Jim Newton, soon to debut as an op-ed columnist for the L.A. Times, writes in this week's New Yorker about the discovery of some long-lost papers that change what is known about President Dwight Eisenhower's 1961 speech warning of the rise of an American "military-industrial complex." Newton has a biography of Eisenhower coming out soon. From the magazine, which hits Monday:
At first, the library did not know what it had. As archivists began to go through the papers, however, they discovered a trove of drafts, memos, and research materials that had long been missing from the record of one of the twentieth century’s most important speeches. For fifty years, Americans have regarded Eisenhower’s Farewell Address with a mixture of awe and bewilderment. Speaking three nights before the end of his Presidency, in 1961, Eisenhower warned of a “scientific-technological élite” that would dominate public policy, and of a “military-industrial complex” that would claim “our toil, resources, and livelihood.”

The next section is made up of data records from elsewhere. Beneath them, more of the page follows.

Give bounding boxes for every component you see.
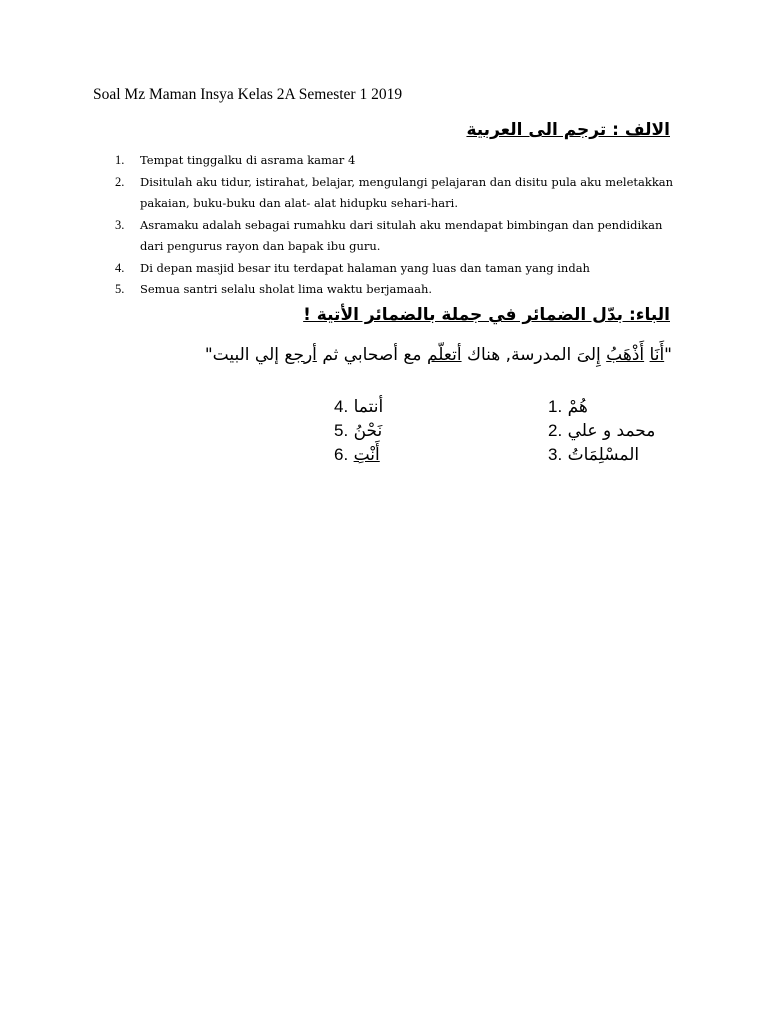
list-item-number: 3. [115,217,125,232]
pronoun-word: محمد و علي [567,421,656,441]
sentence-word: مع أصحابي ثم [322,345,422,365]
pronoun-item [334,421,382,441]
pronoun-word: المسْلِمَاتُ [567,445,640,465]
page-title: Soal Mz Maman Insya Kelas 2A Semester 1 2019 [93,86,403,103]
pronoun-item [334,397,383,417]
pronoun-word: أَنْتِ [353,445,380,465]
list-item-text: Asramaku adalah sebagai rumahku dari situlah aku mendapat bimbingan dan pendidikan dari pengurus rayon dan bapak ibu guru. [140,217,663,253]
list-item-number: 2. [115,174,125,189]
pronoun-item [548,397,588,417]
list-item-number: 4. [115,260,125,275]
sentence-word: إِلىَ المدرسة, هناك [466,345,601,365]
list-item [115,172,675,215]
pronoun-item [548,421,655,441]
list-item [115,279,675,301]
list-item-number: 5. [115,282,125,296]
list-item-text: Tempat tinggalku di asrama kamar 4 [140,153,356,167]
list-item [115,150,675,172]
sentence-word: إلي البيت [212,345,279,365]
pronoun-number: 2. [548,421,563,440]
pronoun-item [334,445,380,465]
sentence-word: أَنَا [649,345,665,365]
list-item [115,258,675,280]
section-a-heading: الالف : ترجم الى العربية [466,120,670,140]
pronoun-number: 1. [548,397,563,416]
pronoun-word: نَحْنُ [353,421,383,441]
sentence-word: أرجع [284,345,317,365]
list-item-number: 1. [115,153,125,167]
translation-list [115,150,675,301]
sentence-word: أتعلّم [426,345,462,365]
example-sentence [205,345,672,365]
list-item-text: Di depan masjid besar itu terdapat halaman yang luas dan taman yang indah [140,260,590,275]
pronoun-number: 5. [334,421,349,440]
list-item [115,215,675,258]
pronoun-number: 4. [334,397,349,416]
pronoun-number: 6. [334,445,349,464]
list-item-text: Disitulah aku tidur, istirahat, belajar, mengulangi pelajaran dan disitu pula aku meletakkan pakaian, buku-buku dan alat- alat hidupku sehari-hari. [140,174,674,210]
section-b-heading: الباء: بدّل الضمائر في جملة بالضمائر الأتية ! [303,305,670,325]
pronoun-word: أنتما [353,397,384,417]
list-item-text: Semua santri selalu sholat lima waktu berjamaah. [140,282,433,296]
sentence-word: أَذْهَبُ [606,345,645,365]
pronoun-word: هُمْ [567,397,588,417]
close-quote: " [204,345,213,365]
pronoun-item [548,445,639,465]
open-quote: " [664,345,672,365]
pronoun-number: 3. [548,445,563,464]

In the decades since, Eisenhower’s warning has seemed prescient....
The Moos papers make clear that the address, far from being an afterthought, was among the most deliberate speeches of Eisenhower’s Presidency. Regarded in his day as inarticulate and detached, Eisenhower in these papers is fully engaged, grappling with the language of the text and the radical questions that it raised.
Also this: "Had Moos vacationed in Florida rather than in Minnesota, the documents might have disintegrated. Instead, the memos and drafts survived, snug in a boathouse corner, rejoining history just in time for the fiftieth anniversary of Eisenhower’s address."